TOKYO — Confidently, Chiyo Yanagida pushes buttons on the remote control. The TV in front of her displays a menu with initial options, including 17 channels and video-on-demand (VOD), the latter grouped in Japanese movies, Western movies or animation.
She chooses a Western, presses one more button and the movie starts — almost as crisp as a playback from a DVD and definitely better than VHS tape. After a couple of minutes, she pushes the “pause” button. The film changes into a still. “Want to rewind?” she asks, and pushes. The film runs backwards.
Nothing special — if it were not a demonstration of the world’s first commercial VOD service via ADSL Internet connection. It’s offered by Japan’s BB Cable TV, a subsidiary of Softbank Broadmedia, itself a part of Softbank Holdings.
“We have achieved the quality that makes this service attractive,” says Yanagida, who manages VOD acquisitions for BB Cable TV.
Only slight delays measured in fractions of a second betray that the commands from the remote control have not been sent to a DVD player but to a sophisticated decoder in a set-top box.
It’s a budding revolution of Japan’s TV world, partly made possible by changes in broadcasting law that does away with the strict separation between broadcasting and communications, allowing operators in one sector to use dissemination networks of the other.
The result: a rush by Japan’s communications and broadcasting industry to dip into the potential honeypot that new services over the Internet make possible.
Never a company afraid to be at the edge of new developments, Softbank moved quickly.
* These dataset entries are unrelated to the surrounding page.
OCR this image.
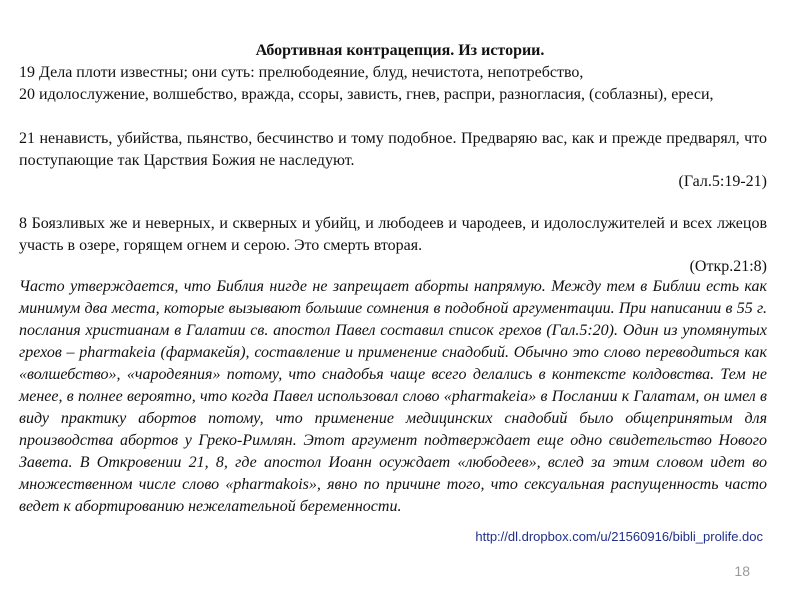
Абортивная контрацепция. Из истории.
19 Дела плоти известны; они суть: прелюбодеяние, блуд, нечистота, непотребство,
20 идолослужение, волшебство, вражда, ссоры, зависть, гнев, распри, разногласия, (соблазны), ереси,
21 ненависть, убийства, пьянство, бесчинство и тому подобное. Предваряю вас, как и прежде предварял, что поступающие так Царствия Божия не наследуют.
(Гал.5:19-21)
8 Боязливых же и неверных, и скверных и убийц, и любодеев и чародеев, и идолослужителей и всех лжецов участь в озере, горящем огнем и серою. Это смерть вторая.
(Откр.21:8)
Часто утверждается, что Библия нигде не запрещает аборты напрямую. Между тем в Библии есть как минимум два места, которые вызывают большие сомнения в подобной аргументации. При написании в 55 г. послания христианам в Галатии св. апостол Павел составил список грехов (Гал.5:20). Один из упомянутых грехов – pharmakeia (фармакейя), составление и применение снадобий. Обычно это слово переводиться как «волшебство», «чародеяния» потому, что снадобья чаще всего делались в контексте колдовства. Тем не менее, в полнее вероятно, что когда Павел использовал слово «pharmakeia» в Послании к Галатам, он имел в виду практику абортов потому, что применение медицинских снадобий было общепринятым для производства абортов у Греко-Римлян. Этот аргумент подтверждает еще одно свидетельство Нового Завета. В Откровении 21, 8, где апостол Иоанн осуждает «любодеев», вслед за этим словом идет во множественном числе слово «pharmakois», явно по причине того, что сексуальная распущенность часто ведет к абортированию нежелательной беременности.
http://dl.dropbox.com/u/21560916/bibli_prolife.doc
18
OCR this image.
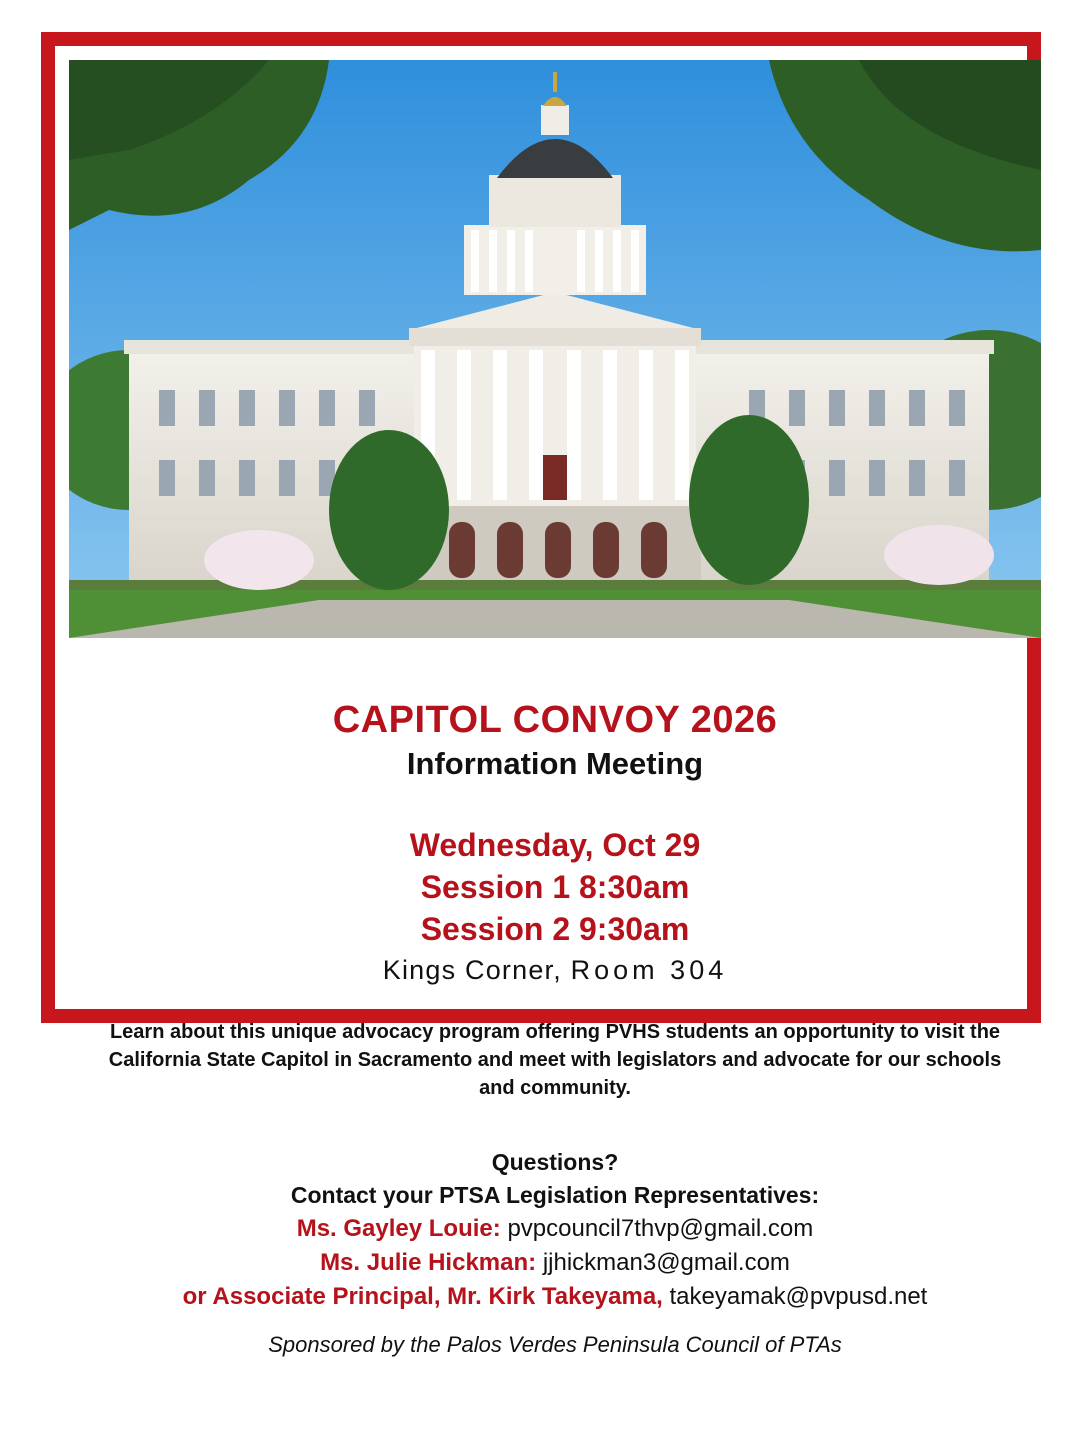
CAPITOL CONVOY 2026
Information Meeting
Wednesday, Oct 29
Session 1 8:30am
Session 2 9:30am
Kings Corner, Room 304
Learn about this unique advocacy program offering PVHS students an opportunity to visit the California State Capitol in Sacramento and meet with legislators and advocate for our schools and community.
Questions?
Contact your PTSA Legislation Representatives:
Ms. Gayley Louie: pvpcouncil7thvp@gmail.com
Ms. Julie Hickman: jjhickman3@gmail.com
or Associate Principal, Mr. Kirk Takeyama, takeyamak@pvpusd.net
Sponsored by the Palos Verdes Peninsula Council of PTAs
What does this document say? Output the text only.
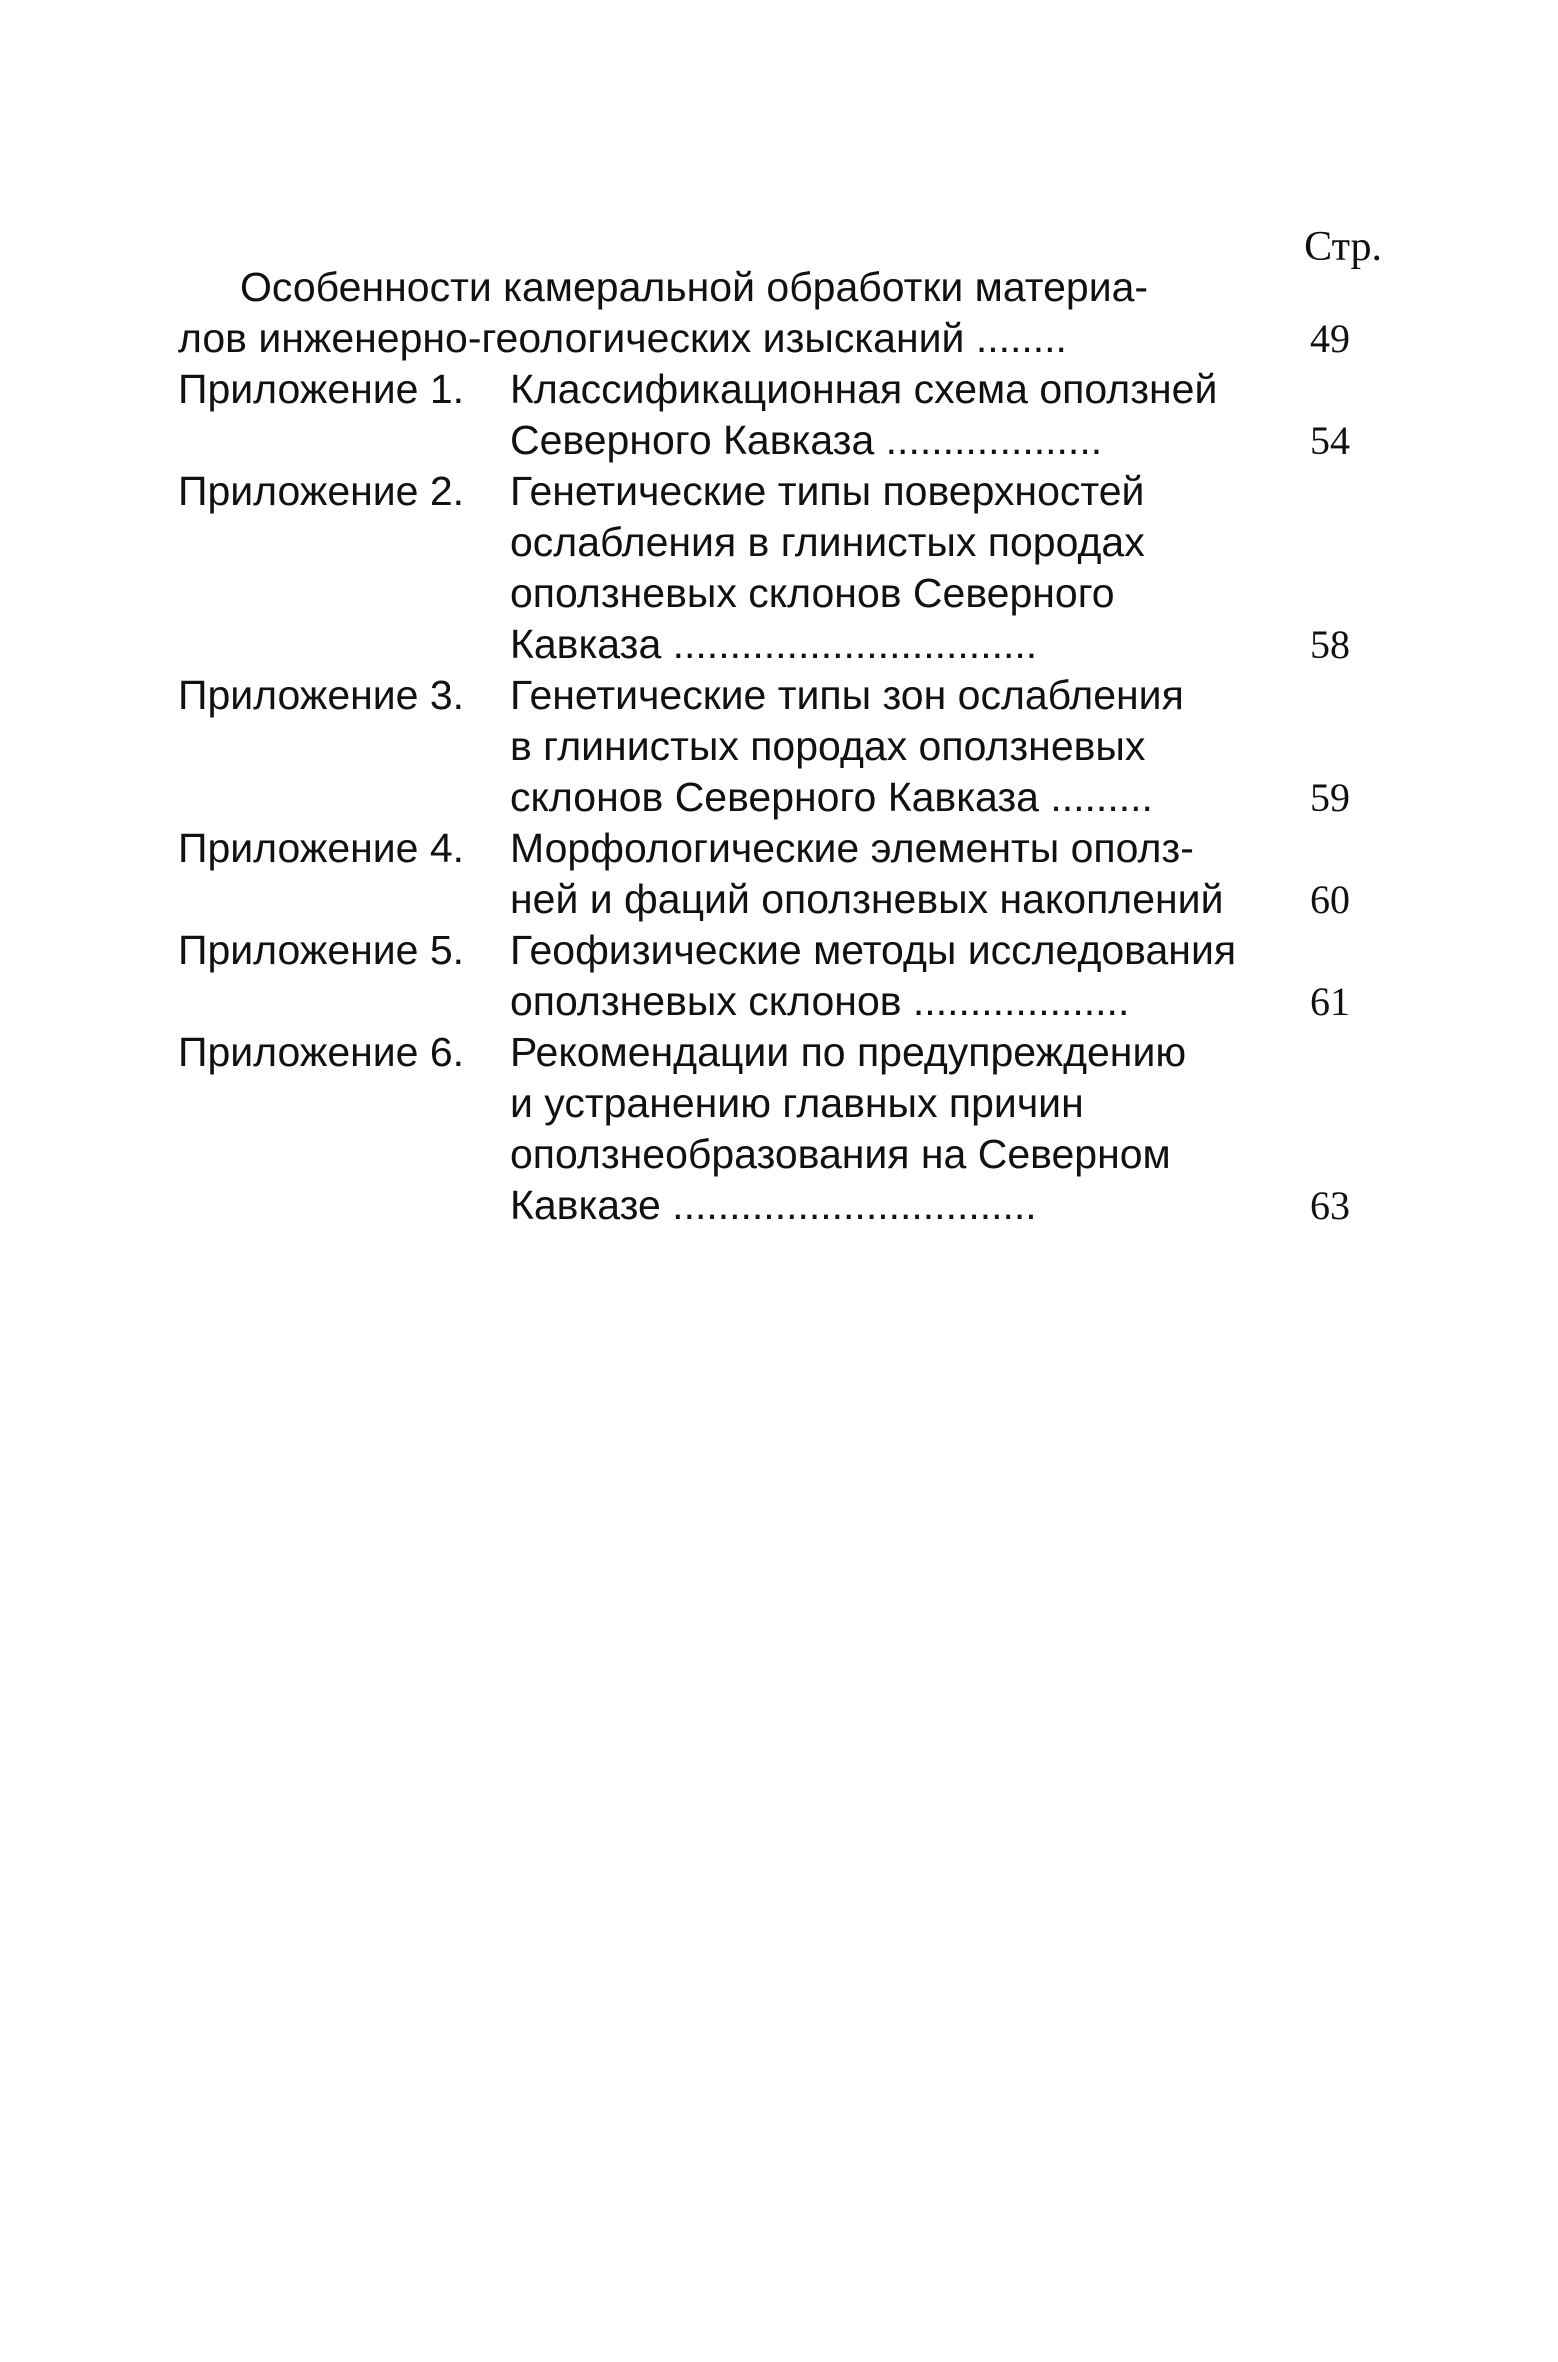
Стр.
Особенности камеральной обработки материа-
лов инженерно-геологических изысканий ........	49
Приложение 1.	Классификационная схема оползней
Северного Кавказа ...................	54
Приложение 2.	Генетические типы поверхностей
ослабления в глинистых породах
оползневых склонов Северного
Кавказа ................................	58
Приложение 3.	Генетические типы зон ослабления
в глинистых породах оползневых
склонов Северного Кавказа .........	59
Приложение 4.	Морфологические элементы ополз-
ней и фаций оползневых накоплений	60
Приложение 5.	Геофизические методы исследования
оползневых склонов ...................	61
Приложение 6.	Рекомендации по предупреждению
и устранению главных причин
оползнеобразования на Северном
Кавказе ................................	63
BB Cable TV, which started up in spring, is Japan’s first licensed cable TV broadcaster over the Internet.
At that time, Softbank had managed to become Japan’s leading ADSL broadband Internet access service provider under the Yahoo! BB brand in less than 18 months. By now, Yahoo! BB boasts more than three million subscribers, with between 100,000 and 200,000 new ones joining during any given month.
“The potential is enormous,” says Yanagida. “We estimate that about 65% of Yahoo! BB users might want to subscribe to BB Cable TV.”
This target might still be somewhat far off. For now, the more realistic 10% should be reached within two years. At this early stage, only 1,000 subscribe to this new form of television.
But this will change quickly. BB Cable TV plans a major marketing campaign this month, while prices are kept temptingly low. Including the set-top box rental and 17 channels, a subscription to BB Cable TV costs a one-off $87 registration fee and a monthly $22, with VOD being offered at prices ranging from $2 to $4.50 depending on the pic.
While competitors, foremost Japan’s telecom giant NTT, have concentrated on offering content via their broadband services for the PC screen, Softbank has from the beginning set its eyes on the good old TV set.
Between Yahoo! BB and BB Cable TV, the officially stated mission of “integrating broadcasting and telecommunications services over broadband subscriber lines” has been pretty much accomplished.
What’s still missing is a wider selection of content, and BB Cable TV is working on it. It pacted with Universal earlier this year and with 20th Century Fox in late August, covering VOD use of major films. Another deal with a major Hollywood studio is in the works.
In Japan, local distributors Shochiku, Toho and Toei are reluctant to get into business with BB Cable TV, mostly because of copyright issues that need clarification.
But others, like Gaga Communications, are happy to cooperate. By the end of September, 900 VOD titles had become available.
As a plethora of new companies intending to offer similar services from next year appear on the horizon, some of them backed by cash-rich enterprises such as the world’s largest utility Tokyo Electric, BB Cable TV is rushing to establish itself as an early market leader. As VOD is up and running, the next step will follow soon: interactive games and other entertainment.
To that end, Softbank acquired the Finnish interactive entertainment developer G-cluster in July. The company will develop interactive content for the BB Cable platform that will also become part of the growing service available on TV.